The wolf trots into the snowbound city, moving silent as sorrow in the shadows. It moves down the center of the white streets, slipping alongside the pools of light thrown by infrequent streetlamps. Occasionally it pauses and listens with lifted head, as though something is calling it in the cold and the night.
The wolf, black as despair, silver as ice, finally stops before a dark building, tall and abandoned, laced with graffiti, and jumps up to place his front paws on the windowsill. Inside, there is a sickly glow of candlelight seen through black lace. He whines, softly, and then whines again in the cold.
Inside a girl, thin as lost hope, sits on a filthy mattress. She is dressed in torn black and tatty lace, clumpy black shoes, badly dyed black hair. In the candlelight it is difficult to tell if the shadows around her eyes are cosmetic or the kind of tiredness that goes straight down to the bone. She is all sharp angles and anger hiding despair and loneliness.

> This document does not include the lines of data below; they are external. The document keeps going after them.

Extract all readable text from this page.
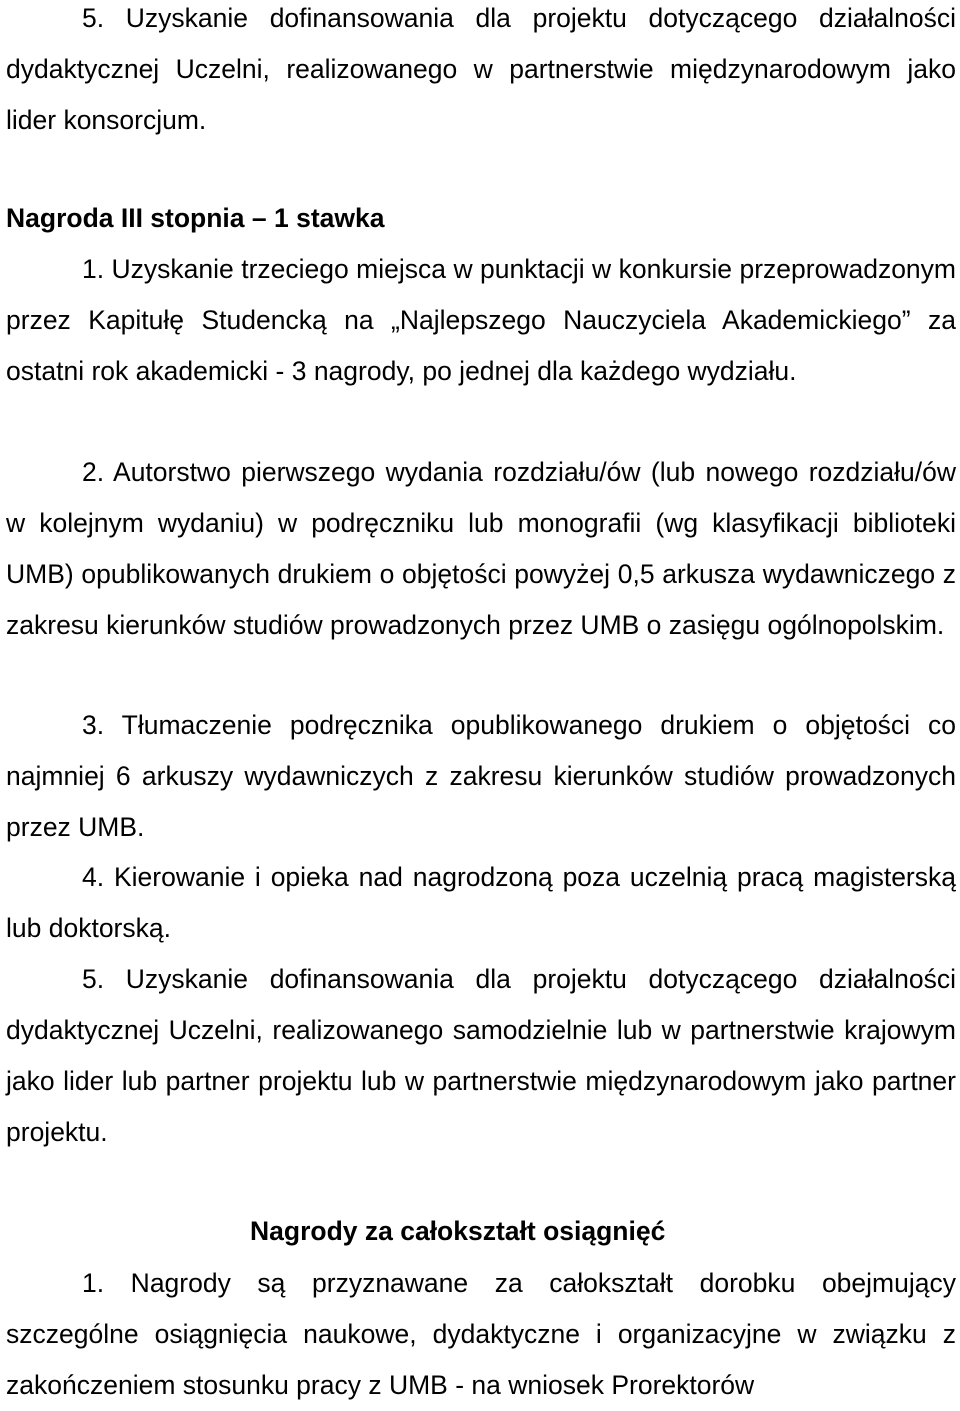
5. Uzyskanie dofinansowania dla projektu dotyczącego działalności dydaktycznej Uczelni, realizowanego w partnerstwie międzynarodowym jako lider konsorcjum.

Nagroda III stopnia – 1 stawka

1. Uzyskanie trzeciego miejsca w punktacji w konkursie przeprowadzonym przez Kapitułę Studencką na „Najlepszego Nauczyciela Akademickiego” za ostatni rok akademicki - 3 nagrody, po jednej dla każdego wydziału.

2. Autorstwo pierwszego wydania rozdziału/ów (lub nowego rozdziału/ów w kolejnym wydaniu) w podręczniku lub monografii (wg klasyfikacji biblioteki UMB) opublikowanych drukiem o objętości powyżej 0,5 arkusza wydawniczego z zakresu kierunków studiów prowadzonych przez UMB o zasięgu ogólnopolskim.

3. Tłumaczenie podręcznika opublikowanego drukiem o objętości co najmniej 6 arkuszy wydawniczych z zakresu kierunków studiów prowadzonych przez UMB.

4. Kierowanie i opieka nad nagrodzoną poza uczelnią pracą magisterską lub doktorską.

5. Uzyskanie dofinansowania dla projektu dotyczącego działalności dydaktycznej Uczelni, realizowanego samodzielnie lub w partnerstwie krajowym jako lider lub partner projektu lub w partnerstwie międzynarodowym jako partner projektu.

Nagrody za całokształt osiągnięć

1. Nagrody są przyznawane za całokształt dorobku obejmujący szczególne osiągnięcia naukowe, dydaktyczne i organizacyjne w związku z zakończeniem stosunku pracy z UMB - na wniosek Prorektorów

The girl has a razor blade, and is tracing the seventeenth cut in the fragile skin of her inner arm. Old scars cross and recross her arms. Some are done in patterns of four, as if ravaged by an animal’s claws. Some she did with glass, others with razors, some with the point of a compass. They let the pain out so that she is able to go on a little longer.
The black wolf whines again and scratches, hard, against the frost-flowered windowpane. Startled, the hard girl looks up, smudged eyes wide; she stares at him for a moment, then turns her face away, disbelieving. She begins to work on her wrist.
The wolf cries, and falls back from the window to land on all fours. Keening softly, he trots back up the street a few paces, then turns, visibly shivering, to look in the girl’s window. He howls, like a soul breaking, like a tear in the web of the world, then launches himself towards, and through, the window.
A moment later the black-haired girl, mascara frozen into tracks on her cheeks, looks into his hot-gold eyes. Trembling, she reaches out on hand to touch his mane, to dislodge a tinkling rain of shattered glass onto the filthy mattress. She moves onto her knees, closer to the enormous animal, and offers him her arm.
He hesitates, then begins to lap at the blood, both drying and fresh; he sobs in his throat and she draws him in closer. She is crying now, stoking his long tousled hair back from his forehead, taking him closer into her arms; he puts his arms around her and sobs into her shoulder.
Deep in the icy heart of the city they hold each other, where love makes fantasy flesh.